Hey puddlemuddle snafu (I was going to shorten that but realized it would be pms... )
Welcome here. I see a couple things in your posts I'd like to respond to.
Originally Posted By: Pudmuddle snafu
Then it took all the strength I had to hug him when he came in and I said "Glad your safe". And that was all I said. Before I would have cried and said where were you all night, how could you do that, blah blah blah.
This is excellent! Good for you, whether your knees were shaking or not. And I'm sure H was taken aback, which means he noticed a change. That is good.
Originally Posted By: Pudmuddle snafu
Then my son left the room and my H said accusatorily, "so did your DATE pick you up or did you drive" He was asking because the gas gauge is on the same spot. (So he is monitoring my mileage and gas?) I said I drove and went to a Halloween party.
The WAS can be really strange in this way, I've found. H asked me once if I'd taken his car, since the odometer was three miles past what he remembered it had been. Whatever.
Originally Posted By: Pudmuddle snafu
The fact of the matter is I spent a wonderful evening by myself at home, doing things for me, all those girly things we love to do. It was AWESOME!
Wait, so you *didn't* go to the party?
Originally Posted By: Pudmuddle snafu
"first of all, I am NOT dating anyone, I don't need another person to make me feel good, boost my ego or validate my feelings right now
I'm with you right up to "anyone"; the rest sounds like it's pointed at H, as in "*I* don't need another person, but clearly *you* do..."
Originally Posted By: Pudmuddle snafu
I am working on me and I feel damn good.
Excellent.
Originally Posted By: Pudmuddle snafu
but we are still married and the new me would consider dating someone else cheating...unless we had both agreed on it together"
Not sure about this part. You guys are in a bit of a different place, where you've had other partners in the past by agreement, so it's a bit of a gray area. I think for clarity I might've said something like "I'd prefer that we agree to make our M exclusive," but clearly is not the time to say that, anyway. Again, I'm not really sure.
Originally Posted By: Pudmuddle snafu
He had kind of a stunned looked on his face and didn't say anything, so I said, cheerfully "OK, well you two have fun riding". And I left for my walk.
The ending sounds really good. You said what you wanted to fairly briefly, and left cheerfully.
The only thing I'd say here is, in the future, wait for H to initiate the R convos. Show him the changes you're making instead of telling him about them.
Originally Posted By: Pudmuddle snafu
I realized that in the past, when he comes in and asks me something, I just gave an indifferent answer and that was that. Also I remembered that when I would go out by myself or with friends and I as out all night, I would be careless about letting him know where I was and what I was doing. So I think he feels like he lost some of that control (knowing if I was safe and ok).

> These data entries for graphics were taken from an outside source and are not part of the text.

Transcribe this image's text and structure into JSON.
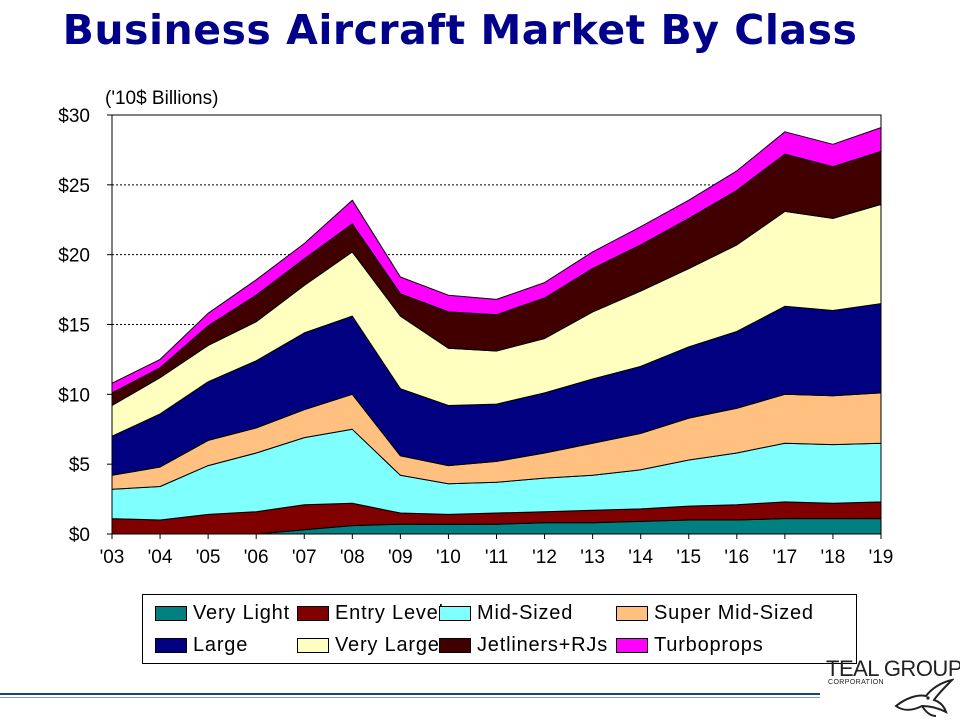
{
  "title": "Business Aircraft Market By Class",
  "logo": {
    "name": "TEAL GROUP",
    "sub": "CORPORATION"
  },
  "chart_data": {
    "type": "area",
    "stacked": true,
    "unit_label": "('10$ Billions)",
    "categories": [
      "'03",
      "'04",
      "'05",
      "'06",
      "'07",
      "'08",
      "'09",
      "'10",
      "'11",
      "'12",
      "'13",
      "'14",
      "'15",
      "'16",
      "'17",
      "'18",
      "'19"
    ],
    "y_ticks": [
      "$0",
      "$5",
      "$10",
      "$15",
      "$20",
      "$25",
      "$30"
    ],
    "ylim": [
      0,
      30
    ],
    "grid": "horizontal-dotted",
    "legend_position": "bottom",
    "series": [
      {
        "name": "Very Light",
        "color": "#008080",
        "values": [
          0.0,
          0.0,
          0.0,
          0.0,
          0.3,
          0.6,
          0.7,
          0.7,
          0.7,
          0.8,
          0.8,
          0.9,
          1.0,
          1.0,
          1.1,
          1.1,
          1.1
        ]
      },
      {
        "name": "Entry Level",
        "color": "#800000",
        "values": [
          1.1,
          1.0,
          1.4,
          1.6,
          1.8,
          1.6,
          0.8,
          0.7,
          0.8,
          0.8,
          0.9,
          0.9,
          1.0,
          1.1,
          1.2,
          1.1,
          1.2
        ]
      },
      {
        "name": "Mid-Sized",
        "color": "#80ffff",
        "values": [
          2.1,
          2.4,
          3.5,
          4.2,
          4.8,
          5.3,
          2.7,
          2.2,
          2.2,
          2.4,
          2.5,
          2.8,
          3.3,
          3.7,
          4.2,
          4.2,
          4.2
        ]
      },
      {
        "name": "Super Mid-Sized",
        "color": "#ffc080",
        "values": [
          1.0,
          1.4,
          1.8,
          1.8,
          2.0,
          2.5,
          1.4,
          1.3,
          1.5,
          1.8,
          2.3,
          2.6,
          3.0,
          3.2,
          3.5,
          3.5,
          3.6
        ]
      },
      {
        "name": "Large",
        "color": "#000080",
        "values": [
          2.8,
          3.8,
          4.2,
          4.8,
          5.5,
          5.6,
          4.8,
          4.3,
          4.1,
          4.3,
          4.6,
          4.8,
          5.1,
          5.5,
          6.3,
          6.1,
          6.4
        ]
      },
      {
        "name": "Very Large",
        "color": "#ffffc0",
        "values": [
          2.2,
          2.6,
          2.6,
          2.8,
          3.4,
          4.6,
          5.2,
          4.1,
          3.8,
          3.9,
          4.8,
          5.4,
          5.6,
          6.2,
          6.8,
          6.6,
          7.1
        ]
      },
      {
        "name": "Jetliners+RJs",
        "color": "#400000",
        "values": [
          0.9,
          0.7,
          1.4,
          1.9,
          1.9,
          2.0,
          1.6,
          2.6,
          2.6,
          2.9,
          3.1,
          3.3,
          3.6,
          3.9,
          4.1,
          3.7,
          3.8
        ]
      },
      {
        "name": "Turboprops",
        "color": "#ff00ff",
        "values": [
          0.7,
          0.6,
          0.9,
          1.1,
          1.1,
          1.7,
          1.2,
          1.2,
          1.1,
          1.1,
          1.2,
          1.3,
          1.3,
          1.4,
          1.6,
          1.6,
          1.7
        ]
      }
    ]
  }
}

These are excellent insights! Keep on journaling and keep those insights coming, and it'll help you design your roadmap for what to change.
Originally Posted By: Pudmuddle snafu
So now I am wondering if one of my 180s is to let him know exactly what I am doing, where I am and when I will be home, do you think?
That's an interesting thought. Normally the DB stuff says to do your own thing, stay a bit mysterious, etc, but if you've done that in the past and it's part of what came between you and H, I think it's a good idea. You don't have to go into too much detail: "I'm going to the drug store, then the drycleaners, then the post office...." but perhaps, "I'm running some errands and I'll be back by x" or "I'm going to dinner with some friends and will be back around x" might be something he'd appreciate. It'd be a 180 for you.
Originally Posted By: Pudmuddle snafu
Also, I am now practicing being more responsive in our convos, being a reflective listener and showing him interest by explaining my days in more detail than I used to. Because thinking back a few years, I used to get so angry because he would call him mom or sister just to talk about his day, and I could NOT figure out why he wasn't telling me! But now I get it! D'oh!
Another excellent insight and 180 for you. Keep it up. What did you say H's LL is?
Originally Posted By: Pudmuddle snafu
I am a sarcastic person by nature, but I have become aware that with his self esteem looming low, this just hits him hard, no that he tells me, but I can see it now. So I have been working on being a nice and proper lady when speaking
Sarcasm is poison to any relationship, be it with your H or your son or anyone else, so work hard on that one. Say what you mean clearly and directly. In the past I would've also said I'm sarcastic "by nature," but now I know it's not nature, it's mostly habit. Break it.
Oh, and don't give H any more books to read. You work on *you*, not him, and see what happens.